More than a dozen states this year are considering similar legislation, with advocates saying the bad economy means more people who are unemployed have built up bad credit, and holding that against them creates a barrier to landing a job.
But opponents say businesses should be allowed to use all information available to them when making hiring decisions and the legislation opens them up to lawsuits by disgruntled applicants.
The proposal passed its first hurdle in committee Monday night with Republicans voting against it on a party-line vote. Republicans will be a bigger factor in deciding the fate of the legislation if it gets to the GOP-controlled House.
Democratic Sen. Morgan Carroll, the bill sponsor, said employers should base hiring decisions on work history and job interviews, not credit scores, in the aftermath of the recession.

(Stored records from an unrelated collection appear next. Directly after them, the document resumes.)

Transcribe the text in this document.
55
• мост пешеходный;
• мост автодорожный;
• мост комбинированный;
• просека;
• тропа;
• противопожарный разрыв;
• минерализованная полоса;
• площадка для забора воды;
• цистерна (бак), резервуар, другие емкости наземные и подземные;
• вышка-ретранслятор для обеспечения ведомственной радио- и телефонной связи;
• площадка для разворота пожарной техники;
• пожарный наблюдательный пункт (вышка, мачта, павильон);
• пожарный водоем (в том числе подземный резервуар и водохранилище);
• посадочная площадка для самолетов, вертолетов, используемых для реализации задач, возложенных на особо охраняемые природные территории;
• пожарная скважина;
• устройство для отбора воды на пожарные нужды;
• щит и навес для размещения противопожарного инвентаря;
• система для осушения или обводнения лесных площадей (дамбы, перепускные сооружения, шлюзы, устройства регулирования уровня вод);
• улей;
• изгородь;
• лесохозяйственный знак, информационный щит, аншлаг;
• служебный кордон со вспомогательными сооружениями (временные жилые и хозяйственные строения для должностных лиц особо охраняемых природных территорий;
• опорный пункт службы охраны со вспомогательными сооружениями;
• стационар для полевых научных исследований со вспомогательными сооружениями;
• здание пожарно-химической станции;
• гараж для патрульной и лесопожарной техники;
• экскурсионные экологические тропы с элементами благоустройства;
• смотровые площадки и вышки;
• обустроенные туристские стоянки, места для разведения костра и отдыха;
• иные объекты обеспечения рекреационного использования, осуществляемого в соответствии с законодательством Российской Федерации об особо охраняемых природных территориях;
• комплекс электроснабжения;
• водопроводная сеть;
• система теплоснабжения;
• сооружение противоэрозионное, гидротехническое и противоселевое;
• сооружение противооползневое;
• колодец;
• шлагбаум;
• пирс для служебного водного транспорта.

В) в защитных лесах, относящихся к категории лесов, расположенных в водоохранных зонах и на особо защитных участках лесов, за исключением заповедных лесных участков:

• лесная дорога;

"Do we want a permanently unemployed and unemployable class of people in this state?" Carroll, from Aurora, asked lawmakers on the committee voting on the bill.
Republican lawmakers are not sold on Carroll's idea and questioned whether it's the state's role to be involved in private hiring decisions.
"In a free market capitalist system, shouldn't it be the employer, not the state government, to decide what weight or a lack of weight to give one small aspect of the hiring process?" asked Mesa County Republican Sen. Steve King.
Carroll's bill would restrict the use of consumer credit information against potential employees unless they're applying for a job that involves financial decisions. It would also require employers who use credit information to give potential employees a chance to explain any negative information.
The legislation would allow people to pursue civil action if an employer unfairly used their credit information against them.
Tony Gagliardi, the Colorado and Wyoming state director for the National Federation of Independent Business, called the bill a government "overreach" that would discourage job creation.
"The bill exposes employers to lawsuits by employees or potential employees simply because they feel they might have been passed over for a promotion or employment," he said, adding that the legislation "does nothing but raise gray areas for an employer being able to justify their hiring decisions."
Carroll said the recession has made the legislation necessary.
"Do you know anyone who can lose a job, lose an income and keep a good credit score?" she asked.
Nineteen states and the District of Columbia have introduced legislation this year dealing with credit checks in employment, according to the National Conference of State Legislatures. Of 34 bills being considered, 32 deal with restrictions on the use of credit information for employment decisions.
Florida, Georgia, Massachusetts, New York and Wisconsin are among the states considering legislation.